It's been one year since federal housing officials seized control of the Philadelphia Housing Authority, but both they and Mayor Nutter agree the agency is not ready to revert to local control.
Nutter is expected to sign an agreement this week to keep the agency in federal receivership for up to a year more, according to Sandra Henriquez, an assistant secretary of the U.S. Department of Housing and Urban Development.
Henriquez said in an interview that PHA's new executive director, Michael P. Kelly, had succeeded "in putting reforms in place to signal that this is a new day." But, she said, the agency needs more time to complete its recovery in the aftermath of the ouster of executive director Carl R. Greene.
A delay helps Nutter, meanwhile, who is pushing lawmakers in Harrisburg to change PHA's bylaws so the board is directly accountable to his office.
The PHA board fired Greene in September 2010 after learning that he had settled three sexual-harassment complaints without informing them and had a fourth pending. Settlements in the four cases totaled $1.1 million.
On March 4, HUD took over the housing authority after the resignation of its five-member board, which had been criticized for lax oversight of Greene.
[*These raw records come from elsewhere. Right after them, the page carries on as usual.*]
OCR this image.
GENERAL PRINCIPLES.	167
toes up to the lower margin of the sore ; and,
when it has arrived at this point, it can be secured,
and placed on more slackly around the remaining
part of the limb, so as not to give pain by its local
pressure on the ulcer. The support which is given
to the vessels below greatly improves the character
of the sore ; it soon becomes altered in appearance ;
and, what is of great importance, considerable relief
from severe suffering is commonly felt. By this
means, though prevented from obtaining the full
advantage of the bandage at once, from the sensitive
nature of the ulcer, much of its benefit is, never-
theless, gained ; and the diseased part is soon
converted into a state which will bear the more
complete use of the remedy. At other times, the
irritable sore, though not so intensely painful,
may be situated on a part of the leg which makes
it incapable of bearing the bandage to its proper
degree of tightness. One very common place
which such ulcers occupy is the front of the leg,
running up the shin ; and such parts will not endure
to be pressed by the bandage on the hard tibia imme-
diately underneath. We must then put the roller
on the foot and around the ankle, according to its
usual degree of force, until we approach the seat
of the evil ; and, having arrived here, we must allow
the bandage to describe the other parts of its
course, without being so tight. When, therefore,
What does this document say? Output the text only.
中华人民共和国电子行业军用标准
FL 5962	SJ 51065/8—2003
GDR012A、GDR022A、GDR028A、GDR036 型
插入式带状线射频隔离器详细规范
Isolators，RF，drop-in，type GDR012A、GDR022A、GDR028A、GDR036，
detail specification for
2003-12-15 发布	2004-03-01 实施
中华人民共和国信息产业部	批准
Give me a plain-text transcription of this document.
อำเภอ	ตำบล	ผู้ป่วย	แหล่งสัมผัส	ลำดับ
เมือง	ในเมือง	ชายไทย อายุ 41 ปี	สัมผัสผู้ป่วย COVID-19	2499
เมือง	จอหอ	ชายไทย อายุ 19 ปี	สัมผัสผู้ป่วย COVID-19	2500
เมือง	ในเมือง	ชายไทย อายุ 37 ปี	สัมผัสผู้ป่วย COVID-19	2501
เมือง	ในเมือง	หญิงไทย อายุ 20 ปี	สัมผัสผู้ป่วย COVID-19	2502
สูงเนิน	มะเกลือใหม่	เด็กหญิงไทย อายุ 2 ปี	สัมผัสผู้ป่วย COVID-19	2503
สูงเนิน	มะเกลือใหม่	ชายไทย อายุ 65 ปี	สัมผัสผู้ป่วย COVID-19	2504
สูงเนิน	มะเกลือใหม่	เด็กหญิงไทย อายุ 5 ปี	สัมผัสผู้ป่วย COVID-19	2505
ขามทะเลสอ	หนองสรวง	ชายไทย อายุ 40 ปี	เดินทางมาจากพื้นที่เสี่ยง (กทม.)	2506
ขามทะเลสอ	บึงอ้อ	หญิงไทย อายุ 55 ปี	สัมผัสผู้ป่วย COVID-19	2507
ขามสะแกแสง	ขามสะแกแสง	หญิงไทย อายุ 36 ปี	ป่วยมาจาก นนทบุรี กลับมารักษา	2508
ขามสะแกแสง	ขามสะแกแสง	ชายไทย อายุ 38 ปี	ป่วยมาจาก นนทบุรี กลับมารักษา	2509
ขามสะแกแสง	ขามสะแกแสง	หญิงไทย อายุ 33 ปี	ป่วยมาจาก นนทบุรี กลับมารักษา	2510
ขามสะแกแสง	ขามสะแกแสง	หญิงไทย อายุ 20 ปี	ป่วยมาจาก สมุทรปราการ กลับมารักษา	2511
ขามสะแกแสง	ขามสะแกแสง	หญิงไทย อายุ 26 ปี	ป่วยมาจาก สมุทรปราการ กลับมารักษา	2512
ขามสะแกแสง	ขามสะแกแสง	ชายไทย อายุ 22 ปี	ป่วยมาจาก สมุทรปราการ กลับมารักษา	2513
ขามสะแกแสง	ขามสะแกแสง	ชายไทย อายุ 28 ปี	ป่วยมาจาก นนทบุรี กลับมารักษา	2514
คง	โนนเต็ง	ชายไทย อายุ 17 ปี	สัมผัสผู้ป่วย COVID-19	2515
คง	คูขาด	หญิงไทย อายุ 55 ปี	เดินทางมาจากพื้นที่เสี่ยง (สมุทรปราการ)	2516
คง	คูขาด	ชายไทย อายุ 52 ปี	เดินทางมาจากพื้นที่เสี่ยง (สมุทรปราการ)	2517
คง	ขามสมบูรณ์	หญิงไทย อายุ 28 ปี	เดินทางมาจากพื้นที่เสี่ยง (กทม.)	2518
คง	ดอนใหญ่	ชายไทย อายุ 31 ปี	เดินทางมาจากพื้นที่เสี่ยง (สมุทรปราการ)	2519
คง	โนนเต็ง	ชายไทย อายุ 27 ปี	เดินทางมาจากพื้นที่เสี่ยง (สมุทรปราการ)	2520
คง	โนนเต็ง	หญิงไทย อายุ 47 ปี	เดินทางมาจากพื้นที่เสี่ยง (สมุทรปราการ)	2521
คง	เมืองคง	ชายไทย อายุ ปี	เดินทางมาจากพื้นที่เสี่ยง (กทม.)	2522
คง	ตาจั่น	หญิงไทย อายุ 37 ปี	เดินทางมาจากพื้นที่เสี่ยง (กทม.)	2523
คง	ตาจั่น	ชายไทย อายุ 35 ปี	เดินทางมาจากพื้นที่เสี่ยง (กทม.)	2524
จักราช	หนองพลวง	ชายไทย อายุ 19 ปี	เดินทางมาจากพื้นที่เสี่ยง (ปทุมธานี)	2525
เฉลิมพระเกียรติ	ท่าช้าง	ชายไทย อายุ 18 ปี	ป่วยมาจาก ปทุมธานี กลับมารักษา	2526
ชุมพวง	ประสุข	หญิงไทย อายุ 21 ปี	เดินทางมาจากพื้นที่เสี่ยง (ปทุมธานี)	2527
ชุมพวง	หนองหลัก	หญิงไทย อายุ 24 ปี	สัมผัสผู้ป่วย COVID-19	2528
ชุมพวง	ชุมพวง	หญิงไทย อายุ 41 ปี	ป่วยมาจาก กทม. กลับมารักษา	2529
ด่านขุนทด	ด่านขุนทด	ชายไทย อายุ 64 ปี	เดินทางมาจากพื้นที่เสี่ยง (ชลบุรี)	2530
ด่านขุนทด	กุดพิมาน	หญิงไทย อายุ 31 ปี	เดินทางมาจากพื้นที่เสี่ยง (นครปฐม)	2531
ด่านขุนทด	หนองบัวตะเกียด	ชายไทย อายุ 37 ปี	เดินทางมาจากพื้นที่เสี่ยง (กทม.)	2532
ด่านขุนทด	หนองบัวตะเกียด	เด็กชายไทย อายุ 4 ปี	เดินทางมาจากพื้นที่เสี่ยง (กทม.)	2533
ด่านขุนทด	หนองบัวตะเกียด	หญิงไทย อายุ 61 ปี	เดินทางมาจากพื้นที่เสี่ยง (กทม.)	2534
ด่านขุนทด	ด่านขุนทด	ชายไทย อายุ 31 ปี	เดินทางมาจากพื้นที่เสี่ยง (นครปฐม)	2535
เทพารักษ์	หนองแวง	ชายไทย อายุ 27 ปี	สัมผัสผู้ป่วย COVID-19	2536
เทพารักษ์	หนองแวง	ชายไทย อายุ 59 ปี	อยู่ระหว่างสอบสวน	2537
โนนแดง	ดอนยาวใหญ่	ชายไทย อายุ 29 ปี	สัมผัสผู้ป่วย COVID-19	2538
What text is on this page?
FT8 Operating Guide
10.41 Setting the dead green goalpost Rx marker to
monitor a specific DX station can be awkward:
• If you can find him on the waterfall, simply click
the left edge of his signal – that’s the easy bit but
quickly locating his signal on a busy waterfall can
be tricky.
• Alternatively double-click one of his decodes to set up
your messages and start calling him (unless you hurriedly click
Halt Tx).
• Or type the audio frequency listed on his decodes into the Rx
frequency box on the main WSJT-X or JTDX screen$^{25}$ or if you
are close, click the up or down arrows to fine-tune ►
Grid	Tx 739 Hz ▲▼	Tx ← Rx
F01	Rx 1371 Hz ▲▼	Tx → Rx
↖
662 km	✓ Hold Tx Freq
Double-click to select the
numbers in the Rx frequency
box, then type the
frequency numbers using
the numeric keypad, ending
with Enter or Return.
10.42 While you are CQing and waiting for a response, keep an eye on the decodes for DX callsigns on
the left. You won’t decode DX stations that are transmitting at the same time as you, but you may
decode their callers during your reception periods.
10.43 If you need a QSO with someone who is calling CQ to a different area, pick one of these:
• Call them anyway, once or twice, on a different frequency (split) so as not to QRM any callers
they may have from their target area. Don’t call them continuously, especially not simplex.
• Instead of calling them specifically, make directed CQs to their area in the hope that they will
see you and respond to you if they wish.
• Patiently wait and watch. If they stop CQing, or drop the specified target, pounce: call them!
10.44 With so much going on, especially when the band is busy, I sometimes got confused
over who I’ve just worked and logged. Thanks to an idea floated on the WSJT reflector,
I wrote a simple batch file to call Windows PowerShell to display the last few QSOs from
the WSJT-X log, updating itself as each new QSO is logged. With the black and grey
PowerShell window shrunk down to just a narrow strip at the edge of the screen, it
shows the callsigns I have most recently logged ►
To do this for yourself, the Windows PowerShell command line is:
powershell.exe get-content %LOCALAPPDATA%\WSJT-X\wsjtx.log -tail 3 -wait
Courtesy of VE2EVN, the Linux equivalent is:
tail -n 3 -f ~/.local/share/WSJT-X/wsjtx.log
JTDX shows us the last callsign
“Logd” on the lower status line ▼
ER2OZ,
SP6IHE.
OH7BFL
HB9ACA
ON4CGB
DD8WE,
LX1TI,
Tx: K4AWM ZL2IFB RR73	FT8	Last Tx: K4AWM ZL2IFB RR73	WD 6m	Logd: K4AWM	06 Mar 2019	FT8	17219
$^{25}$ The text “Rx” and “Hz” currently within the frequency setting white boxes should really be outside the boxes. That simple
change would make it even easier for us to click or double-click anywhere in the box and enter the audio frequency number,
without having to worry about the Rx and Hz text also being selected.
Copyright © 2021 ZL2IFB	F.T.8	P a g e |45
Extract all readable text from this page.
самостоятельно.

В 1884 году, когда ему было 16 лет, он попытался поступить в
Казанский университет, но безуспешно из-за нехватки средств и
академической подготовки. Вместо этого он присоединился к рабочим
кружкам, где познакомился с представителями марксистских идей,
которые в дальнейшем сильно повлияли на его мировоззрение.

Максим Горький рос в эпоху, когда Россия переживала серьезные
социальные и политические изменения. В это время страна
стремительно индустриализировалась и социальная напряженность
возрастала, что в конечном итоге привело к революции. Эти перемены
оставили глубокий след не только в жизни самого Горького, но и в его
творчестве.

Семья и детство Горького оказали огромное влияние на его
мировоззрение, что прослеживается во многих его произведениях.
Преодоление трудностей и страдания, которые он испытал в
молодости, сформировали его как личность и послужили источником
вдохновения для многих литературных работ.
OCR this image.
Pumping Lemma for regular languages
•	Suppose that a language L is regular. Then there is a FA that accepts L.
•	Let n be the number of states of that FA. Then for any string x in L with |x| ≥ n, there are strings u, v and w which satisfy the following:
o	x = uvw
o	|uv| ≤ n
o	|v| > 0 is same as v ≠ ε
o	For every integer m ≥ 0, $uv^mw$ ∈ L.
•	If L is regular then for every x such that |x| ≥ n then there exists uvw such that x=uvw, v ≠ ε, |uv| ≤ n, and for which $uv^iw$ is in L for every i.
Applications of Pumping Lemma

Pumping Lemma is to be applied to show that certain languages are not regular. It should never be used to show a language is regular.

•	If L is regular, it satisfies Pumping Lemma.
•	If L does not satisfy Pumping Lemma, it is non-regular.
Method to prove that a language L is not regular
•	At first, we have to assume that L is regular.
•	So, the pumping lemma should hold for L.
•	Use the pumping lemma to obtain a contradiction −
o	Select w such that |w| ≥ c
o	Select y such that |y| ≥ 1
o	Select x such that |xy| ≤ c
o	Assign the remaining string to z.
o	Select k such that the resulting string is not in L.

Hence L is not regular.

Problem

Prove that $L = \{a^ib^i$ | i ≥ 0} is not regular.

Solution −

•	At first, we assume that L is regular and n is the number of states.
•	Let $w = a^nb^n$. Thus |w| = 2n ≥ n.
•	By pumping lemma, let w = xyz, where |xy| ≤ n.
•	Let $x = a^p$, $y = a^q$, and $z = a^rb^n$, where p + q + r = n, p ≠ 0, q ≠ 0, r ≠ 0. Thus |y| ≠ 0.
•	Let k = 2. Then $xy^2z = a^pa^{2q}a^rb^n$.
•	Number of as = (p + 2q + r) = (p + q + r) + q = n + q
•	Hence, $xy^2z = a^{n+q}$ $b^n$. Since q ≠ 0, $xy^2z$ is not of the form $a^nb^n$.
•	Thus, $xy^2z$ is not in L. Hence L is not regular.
In the last year, Kelly has worked on a 12-point recovery plan. In a recent letter to Nutter and HUD acting deputy secretary Estelle Richman, Kelly said there had been "profound cultural and corporate improvements."
"It really does begin with things that can't be seen," Kelly said in an interview.
A veteran turnaround expert in public housing, Kelly has rebuilt PHA management, restoring a general counsel office and hiring new senior executives in finance, compliance, and resident relations.
He also has worked to make PHA operations more transparent, restore confidence among employees and tenants, and build bridges with other city officials.
"He's trying to get it together, but he hasn't had enough time," said Virginia Wilks, a tenant leader for the Richard Allen Homes.
Nutter spokesman Mark McDonald said the mayor was "very satisfied with the work that's been done thus far at PHA under the leadership of Michael Kelly."
Nutter agrees with HUD and Kelly that the "current arrangement should continue," McDonald said.
One reason: Nutter is trying to break an impasse in Harrisburg to restructure the board of PHA to make the agency more accountable to the mayor.
Two bills pending in the General Assembly would expand the size of PHA's board of commissioners and increase the mayor's influence.
PHA is the only housing authority in the state not controlled by a mayor's office, and it has the fewest number of directors.
Under current bylaws, the mayor picks two commissioners and the city controller selects two. Those four commissioners, in turn, elect a fifth member from the ranks of public housing tenants.
In a Senate bill Nutter supports, the mayor would appoint nine commissioners, with three of those selections subject to approval by City Council.
But a competing House bill introduced by State Rep. W. Curtis Thomas, a Philadelphia Democrat on the Urban Affairs Committee, would split the appointments, with the mayor selecting five commissioners; City Council two; and public housing residents two.
"The mayor believes that he needs to have total responsibility," Thomas said. "I believe in shared responsibility."
Thomas said he had requested a face-to-face meeting with Nutter and City Council President Darrell L. Clarke to resolve the matter before a full vote in the House.
State Rep. Michael O'Brien (D., Phila.) a member of the Urban Affairs Committee, said he favored the sharing of authority between the Mayor's Office and City Council.
He said putting sole power for appointing PHA's board in the hands of the mayor would be "a recipe for disaster."
"Michael Nutter is a lame duck," O'Brien said. "We have no idea who follows him, and absolute power corrupts absolutely. You can't write legislation for the moment. It has to stand the test of time."
In addition to the impasse in Harrisburg, another reason for extending HUD's control of PHA is the continuing federal investigations of the housing authority.
Among the key audits of PHA in the last year was the HUD inspector general's review of the agency's spending on outside legal firms. PHA is in the process of justifying the spending of $30.5 million in legal fees from April 2007 to August 2010.
The inspector general operates separately from HUD, which needs to finish its own forensic audit of PHA's operations before it considers returning the agency to local control, Henriquez said.
That audit, being conducted by the consulting firm KPMG, involves a thorough review of thousands of PHA documents. The process has been slowed by the competing demands for information and records, Henriquez said, and "making sure we're not stepping on other people's toes."
A federal grand jury has been requesting information from PHA, and the HUD inspector general's office also is conducting a separate criminal investigation.
After a long wait, PHA recently released significant amounts of new information to KPMG, including e-mail traffic from the Greene era, Henriquez said.
One area of documentation - legal bills - has been stalled by a federal court challenge brought by Greene, who has argued that the release would violate his attorney-client privilege. The matter is before the U.S. Court of Appeals for the Third Circuit, with a hearing scheduled for April 20.
"A number of documents are being held by the court. We will not interfere with any ongoing litigation," Henriquez said.